Education was another area Henry became involved in. Initially there was no postgraduate education of any kind. After the war a Sunday morning teaching round with a consultant was established for general practitioners at Bath Hospital. In time this grew into the postgraduate centre, which was established and financed by local doctors. Students were beginning to come out to practices in the 1950s. Dr Jane Richards had her first experience of general practice with Henry during an idyllic two weeks in 1956. She subsequently returned as a locum and then as an assistant before moving to her own practice in Exeter. They remained firm friends.
Henry finally retired in 1982. The practice now had surgeries in four villages with a general practitioner in each. New premises had been opened in Marshfield in 1976 greatly aided by Henry’s enthusiasm for the future. The practice covered 100 square miles of south Cotswold countryside and the patient numbers were four times greater than when he took over.

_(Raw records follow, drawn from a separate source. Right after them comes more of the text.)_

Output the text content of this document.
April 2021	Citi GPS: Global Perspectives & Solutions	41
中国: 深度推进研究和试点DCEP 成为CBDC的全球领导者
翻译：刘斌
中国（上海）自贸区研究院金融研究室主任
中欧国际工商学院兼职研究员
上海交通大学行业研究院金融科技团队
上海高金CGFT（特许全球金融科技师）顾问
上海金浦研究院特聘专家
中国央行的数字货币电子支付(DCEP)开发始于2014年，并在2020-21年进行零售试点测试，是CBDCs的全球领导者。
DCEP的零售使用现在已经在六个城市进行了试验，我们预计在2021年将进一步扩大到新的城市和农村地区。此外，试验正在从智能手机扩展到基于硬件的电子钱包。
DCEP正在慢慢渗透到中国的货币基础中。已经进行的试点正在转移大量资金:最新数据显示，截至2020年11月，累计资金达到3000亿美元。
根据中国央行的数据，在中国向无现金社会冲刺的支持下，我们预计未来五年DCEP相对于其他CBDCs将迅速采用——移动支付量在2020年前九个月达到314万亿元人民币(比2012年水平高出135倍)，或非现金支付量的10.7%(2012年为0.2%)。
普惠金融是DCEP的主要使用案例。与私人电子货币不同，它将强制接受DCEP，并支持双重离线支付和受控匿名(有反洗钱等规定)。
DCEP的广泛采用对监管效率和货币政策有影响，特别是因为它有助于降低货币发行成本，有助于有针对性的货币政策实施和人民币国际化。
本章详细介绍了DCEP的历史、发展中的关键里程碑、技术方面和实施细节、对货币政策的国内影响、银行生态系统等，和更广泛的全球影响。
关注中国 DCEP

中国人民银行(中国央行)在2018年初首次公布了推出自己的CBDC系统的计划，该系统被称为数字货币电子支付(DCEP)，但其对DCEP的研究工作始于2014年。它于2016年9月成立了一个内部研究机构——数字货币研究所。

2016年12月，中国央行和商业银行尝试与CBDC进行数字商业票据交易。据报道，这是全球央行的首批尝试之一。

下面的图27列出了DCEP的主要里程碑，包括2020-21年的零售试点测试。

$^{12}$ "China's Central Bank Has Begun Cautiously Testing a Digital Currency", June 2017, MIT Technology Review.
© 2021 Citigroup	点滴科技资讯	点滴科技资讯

Men like Henry Eastes were the backbone of medical care in this country. They had the foresight to embrace change as it occurred at a pace that had never been seen before. Yet in the upheaval they maintained and developed excellent standards of medicine without ever losing sight of the patient at the core of their practice. Before 1940 personal concern and care was almost all that the general practitioner had to offer. Now the therapeutic options are legion but are we in danger of forgetting the central position of holistic care in our enthusiasm for new technologies. Henry’s most important legacy to the practice was the ethos he gave and passed on best expressed in his parting words to Jane Richards when he was off on holiday: “Whatever you do, Jane, be kind to my patients.”
Zeta predeceased him in 1999 (BMJ 2000;320:1149, www.bmj.com/cgi/content/full/320/7242/1149#resp1). He leaves a son, two daughters, and several grandchildren.
Cite this as: BMJ 2009;338:b2234
Former general practitioner Marshfield, Gloucestershire (b 1912; q University College Hospital, London, 1937; FRCGP), d 17 December 2008.